Kaygusuz Abdal
Asıl adı Alayı Gaybi (Alâeddin Gaybi) olan Kaygusuz Abdal, Alaiye Beyi Hüsameddin Mahmud’un oğludur. Doğum tarihi ve yeri hakkındaki birçok farklı görüş bulunmaktadır. Fakat şiirlerine bakarak II. Murat döneminde yaşadığına hükmetmek mümkündür. 1 Kaygusuz Abdal aslen Karamanlı’dır.398 Bundan, kendisinin bir “bey ailesi” nden geldiği, iyi bir öğrenim gördüğü, ayrıca avcılık, okçuluk gibi becerileri elde ettiği, sarayda yetiştiği anlaşılmaktadır.
Genç yaşında, Elmalı’daki Abdal Musa’nın buyruğuna girmiş, şeyhi kendisine: “Gaybî, kaygudan reha buldun, şimdiden sonra Kaygusuz oldun”399 diyerek “Kaygusuz” adını vermiştir. Onun Abdal Musa ile ilişkisinin başlaması şöyle anlatılır: Alaiye Beyi’nin oğlu olan ozan avlanmayı çok severmiş. Günün birinde ava çıkınca bir geyikle karşılaşmış, yayını gerip geyiği oklamış. Sırtına ok saplanan geyik kaçmaya başlamış, Alâeddin Gaybi de geyiğin ardınca koşmuş. Geyik, sırtındaki okla Abdal Musa Tekkesi’ne sığınmış. Tekke’ye geyiğin ardınca giren ozan karşısında duran Abdal Musa’dan içeri giren geyiğin kendisine verilmesini istemiş. Abdal Musa ise koltuğunun altına saplanan oku çıkarıp göstererek “Oğul, attığın ok bu mu?” diyerek Kaygusuz’a gösterince ozan kendinden geçmiş, Abdal Musa’nın ayaklarına kapanarak ondan yardım dilemiş, böylece tekkeye girmiş, tarikata girmiştir.
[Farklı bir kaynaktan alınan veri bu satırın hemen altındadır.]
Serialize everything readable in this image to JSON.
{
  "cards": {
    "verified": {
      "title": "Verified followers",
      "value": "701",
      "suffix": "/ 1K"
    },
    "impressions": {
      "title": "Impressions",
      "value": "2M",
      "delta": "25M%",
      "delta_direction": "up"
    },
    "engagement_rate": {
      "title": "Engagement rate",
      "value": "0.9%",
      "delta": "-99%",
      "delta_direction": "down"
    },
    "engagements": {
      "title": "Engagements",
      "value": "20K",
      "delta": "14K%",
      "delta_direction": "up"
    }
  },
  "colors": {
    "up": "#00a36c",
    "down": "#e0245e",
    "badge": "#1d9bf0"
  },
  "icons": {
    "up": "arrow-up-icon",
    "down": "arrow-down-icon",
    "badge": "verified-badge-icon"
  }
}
Bundan sonra da, bütün yaşamı boyunca şeyhinin yürüttüğü Bektaşilik tarikatının yayılmasında çalışmıştır. 1397-98 yıllarında Mısır’a gittiği, orada bir tekke açtığı anlaşılıyor. Daha sonra Hacca gitmiş, Suriye’yi, Irak’ı dolaşmış, Anadolu’ya dönmüş, güney ve batı Anadolu’da bir süre dolaşmış, 1424-1430 yıllarında Rumeli’ye geçmiş, Edirne, Yanbolu, Filibe ve Manastır’da bulunmuştur.
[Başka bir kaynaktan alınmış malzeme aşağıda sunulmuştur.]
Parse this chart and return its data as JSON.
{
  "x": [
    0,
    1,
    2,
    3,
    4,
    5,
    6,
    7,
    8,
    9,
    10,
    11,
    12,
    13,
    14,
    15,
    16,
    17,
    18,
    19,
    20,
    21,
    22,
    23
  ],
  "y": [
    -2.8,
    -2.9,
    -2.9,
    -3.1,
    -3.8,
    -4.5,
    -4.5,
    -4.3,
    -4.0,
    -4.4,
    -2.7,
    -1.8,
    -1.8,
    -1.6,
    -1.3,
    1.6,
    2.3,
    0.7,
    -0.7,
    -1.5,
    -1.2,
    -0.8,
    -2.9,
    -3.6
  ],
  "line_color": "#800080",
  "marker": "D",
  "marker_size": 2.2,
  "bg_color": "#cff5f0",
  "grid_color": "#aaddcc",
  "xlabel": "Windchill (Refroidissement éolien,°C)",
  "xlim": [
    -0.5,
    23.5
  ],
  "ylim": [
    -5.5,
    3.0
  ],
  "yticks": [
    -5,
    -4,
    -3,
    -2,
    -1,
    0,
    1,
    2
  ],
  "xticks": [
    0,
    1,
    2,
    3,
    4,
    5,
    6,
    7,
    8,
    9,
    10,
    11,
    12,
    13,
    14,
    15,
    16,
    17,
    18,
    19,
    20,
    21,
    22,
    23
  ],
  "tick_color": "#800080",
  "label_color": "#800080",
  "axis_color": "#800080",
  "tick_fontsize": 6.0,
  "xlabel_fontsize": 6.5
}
Kaygusuz Abdal, bir görüşe göre Mısır’da ölmüş, Mukattam Dağı’nda bir mağaraya gömülmüştür. Bir başka görüş, Kaygusuz Abdal’ın mezarının Elmalı’nın Tekke Köyü’ndeki Abdal Musa Türbesi’nde olduğudur. Kaygusuz Abdal’ın da eğitim, öğrenim görmüş öteki tekke ozanları gibi aruzla yazılmış şiirleri vardır. Ama bunlar hece ölçüsü ile yazdıkları gibi başarılı değildir. Yunus Emre’nin yolundan giden Kaygusuz Abdal’ın şiirlerinin ana teması genel olarak Tanrı, insan ve doğa sevgisidir. Şiirlerinde yalın bir dil ve kıvrak bir söyleyiş hâkimdir. Serâyi, Miskin Serâyi, Kul Kaygusuz ya da Miskin Kaygusuz mahlaslarını da kullanmıştır. Düzyazı alanında da örnekler veren Kaygusuz’un hece ölçüsüyle yazdığı şiirlerinin çoğu “şathiye” türündedir. Kaygusuz Abdal’ın şiirlerinde beliren en büyük özellik, kaba sofuluğu, insanların eksiklerini, kusurlarını, genel yaşamdaki terslikleri, bozuklukları gizli ya da açık ama alaycı bir dille eleştirmesidir. Kaygusuz Abdal yergi, taşlama gücü yüksek bir ozandır. Nesirlerinde ise kısa cümlelerden örülmüş, sade ve güzel Türkçe sözlerden kurulmuştur. Kaygusuz, Bektaşiliğin en büyük şairlerinden, hatta bu edebiyatın kurucularından sayılmaktadır.